Maksym Vasyanovych, filmmaker, producer
What surprised me the most about the festival? Almost everything. From smiling elder women with QR scanners at the entrances to the screening halls and convenient mobile application, which allows to book a ticket in two clicks (even IDFA-2016 did not offer this feature), to the fishermen’s (judging from the coat of arms) Nyon town on the shore of the Lake Geneva.
Discussion after the filmscreening
Traditionally, the School of Marina Razbezhkina, represented in the program by Lida Sheinin’s “Harmony” and Arina Adju’s “All Roads Lead to Afrin”, stood out with complete dissolution in the heroes’ lives, which is rarely found in most European movies. I was also pleased with European filmmakers’ visual culture and sensible form, which almost always poses an issue to post-Soviet filmmakers. Swedish movie “Lida” by Anna Eborn is on the crossing of these two fields.
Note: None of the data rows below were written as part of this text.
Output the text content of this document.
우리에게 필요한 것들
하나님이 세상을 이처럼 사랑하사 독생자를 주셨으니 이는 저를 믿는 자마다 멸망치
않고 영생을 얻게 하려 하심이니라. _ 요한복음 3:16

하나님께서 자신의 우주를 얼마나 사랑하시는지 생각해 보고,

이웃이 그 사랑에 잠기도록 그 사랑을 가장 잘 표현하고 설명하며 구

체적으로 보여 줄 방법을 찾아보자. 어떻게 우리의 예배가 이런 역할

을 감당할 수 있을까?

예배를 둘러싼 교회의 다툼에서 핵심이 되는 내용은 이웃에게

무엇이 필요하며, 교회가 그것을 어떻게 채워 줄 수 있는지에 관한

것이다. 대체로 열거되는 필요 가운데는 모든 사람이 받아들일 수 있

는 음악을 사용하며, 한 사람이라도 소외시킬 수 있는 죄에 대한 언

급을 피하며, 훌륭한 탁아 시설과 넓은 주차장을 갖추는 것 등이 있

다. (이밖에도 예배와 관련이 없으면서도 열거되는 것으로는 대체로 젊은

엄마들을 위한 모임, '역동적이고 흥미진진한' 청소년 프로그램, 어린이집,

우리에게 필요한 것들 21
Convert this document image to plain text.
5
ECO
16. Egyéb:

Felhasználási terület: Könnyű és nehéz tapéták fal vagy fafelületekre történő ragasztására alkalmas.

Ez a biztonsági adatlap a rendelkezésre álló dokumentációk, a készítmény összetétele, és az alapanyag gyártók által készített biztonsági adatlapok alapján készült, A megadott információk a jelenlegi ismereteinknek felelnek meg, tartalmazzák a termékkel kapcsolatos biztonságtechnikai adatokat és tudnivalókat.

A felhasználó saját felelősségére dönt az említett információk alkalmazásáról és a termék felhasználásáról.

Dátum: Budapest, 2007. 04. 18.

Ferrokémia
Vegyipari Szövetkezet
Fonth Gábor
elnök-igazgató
It includes both, and much more: from the main hero’s death (giving the carte blanche for understandable ending with philosophical generalizations) to the esthetized reality of Ukrainian village (thanks to the film and the wonderful cameraman!), which allowed me to look on the “native village” with the eyes of amazed alien.
Generally, most of the films from Visions du Réel went so far beyond usual framework of documentary movies’ perception that it is probably time to review these frameworks: to “extend the horizons”, to “widen the paradigm”, and to “change the discourse”.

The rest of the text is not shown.